8. Ce que le souscripteur doit retenir pour bien déclarer ses rachats
La déclaration fiscale l'année suivant un rachat d'assurance vie repose sur quelques éléments clés. L'IFU transmis par votre assureur récapitule les gains imposables issus de l'ensemble de vos rachats de l'année, les acomptes de prélèvements sociaux déjà effectués et les montants à reporter dans votre déclaration de revenus. Ces informations sont préremplies dans votre espace fiscal en ligne, mais elles méritent d'être vérifiées attentivement, notamment si vous détenez plusieurs contrats d'assurance vie ou si vous avez effectué des rachats partiels et un rachat total au cours de la même année.
En matière de déclaration, les gains issus de rachats d'assurance vie s'inscrivent dans les cases dédiées aux revenus de capitaux mobiliers. Si l'abattement annuel s'applique (contrats de plus de 8 ans), il est calculé automatiquement par l'administration sur la base des informations transmises par l'assureur et des montants déclarés. Vérifiez que l'abattement a bien été pris en compte dans le calcul de votre impôt annuel.
Enfin, n'oubliez pas que les prélèvements sociaux prélevés directement par votre assureur sur les fonds en euros au cours de l'année figurent également dans l'IFU. Ces prélèvements sociaux annuels, même s'ils ont déjà été acquittés, sont déclarés et peuvent ouvrir droit à une fraction de CSG déductible si vous optez pour le barème progressif de l'impôt sur le revenu.
L'assurance vie reste, en France, l'un des cadres fiscaux les plus favorables à la constitution et à la transmission d'un patrimoine. Ses avantages sont réels : imposition uniquement sur les gains, abattement annuel après 8 ans, taux réduit sur les gains issus des versements inférieurs à 150 000 euros, prélèvements sociaux gérés en partie par l'assureur.

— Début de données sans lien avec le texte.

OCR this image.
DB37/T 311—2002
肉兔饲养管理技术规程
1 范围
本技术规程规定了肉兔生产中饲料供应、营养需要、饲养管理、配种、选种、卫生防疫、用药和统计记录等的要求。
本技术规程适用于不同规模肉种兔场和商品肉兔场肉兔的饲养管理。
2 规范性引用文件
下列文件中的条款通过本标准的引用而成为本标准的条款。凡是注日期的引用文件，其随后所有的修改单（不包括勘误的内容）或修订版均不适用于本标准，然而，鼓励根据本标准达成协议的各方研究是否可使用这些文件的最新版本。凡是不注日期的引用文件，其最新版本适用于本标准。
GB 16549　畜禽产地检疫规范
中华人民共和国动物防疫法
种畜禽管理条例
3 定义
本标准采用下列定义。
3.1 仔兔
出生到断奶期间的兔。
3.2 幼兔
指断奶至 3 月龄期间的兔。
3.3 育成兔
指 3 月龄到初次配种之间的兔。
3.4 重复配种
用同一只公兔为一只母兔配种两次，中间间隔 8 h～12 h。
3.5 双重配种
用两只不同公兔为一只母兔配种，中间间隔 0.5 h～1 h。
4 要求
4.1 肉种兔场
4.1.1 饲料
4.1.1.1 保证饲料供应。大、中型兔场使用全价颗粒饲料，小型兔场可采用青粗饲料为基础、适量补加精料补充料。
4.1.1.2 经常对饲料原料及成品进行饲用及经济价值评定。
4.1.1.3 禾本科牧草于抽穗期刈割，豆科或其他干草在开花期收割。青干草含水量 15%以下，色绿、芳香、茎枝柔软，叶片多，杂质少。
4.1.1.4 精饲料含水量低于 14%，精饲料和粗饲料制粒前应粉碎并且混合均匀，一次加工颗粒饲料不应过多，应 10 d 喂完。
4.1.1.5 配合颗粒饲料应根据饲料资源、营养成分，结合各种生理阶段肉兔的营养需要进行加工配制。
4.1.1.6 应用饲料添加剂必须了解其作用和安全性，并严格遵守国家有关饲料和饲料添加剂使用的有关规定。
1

Mais ces avantages ne dispensent pas d'une gestion éclairée. La stratégie de rachat, le choix entre rachat partiel et rachat total, la date à laquelle chaque retrait est effectué, le choix entre PFU et barème progressif au regard de la situation fiscale personnelle : ce sont autant de décisions qui influencent directement l'imposition de vos gains l'année suivante.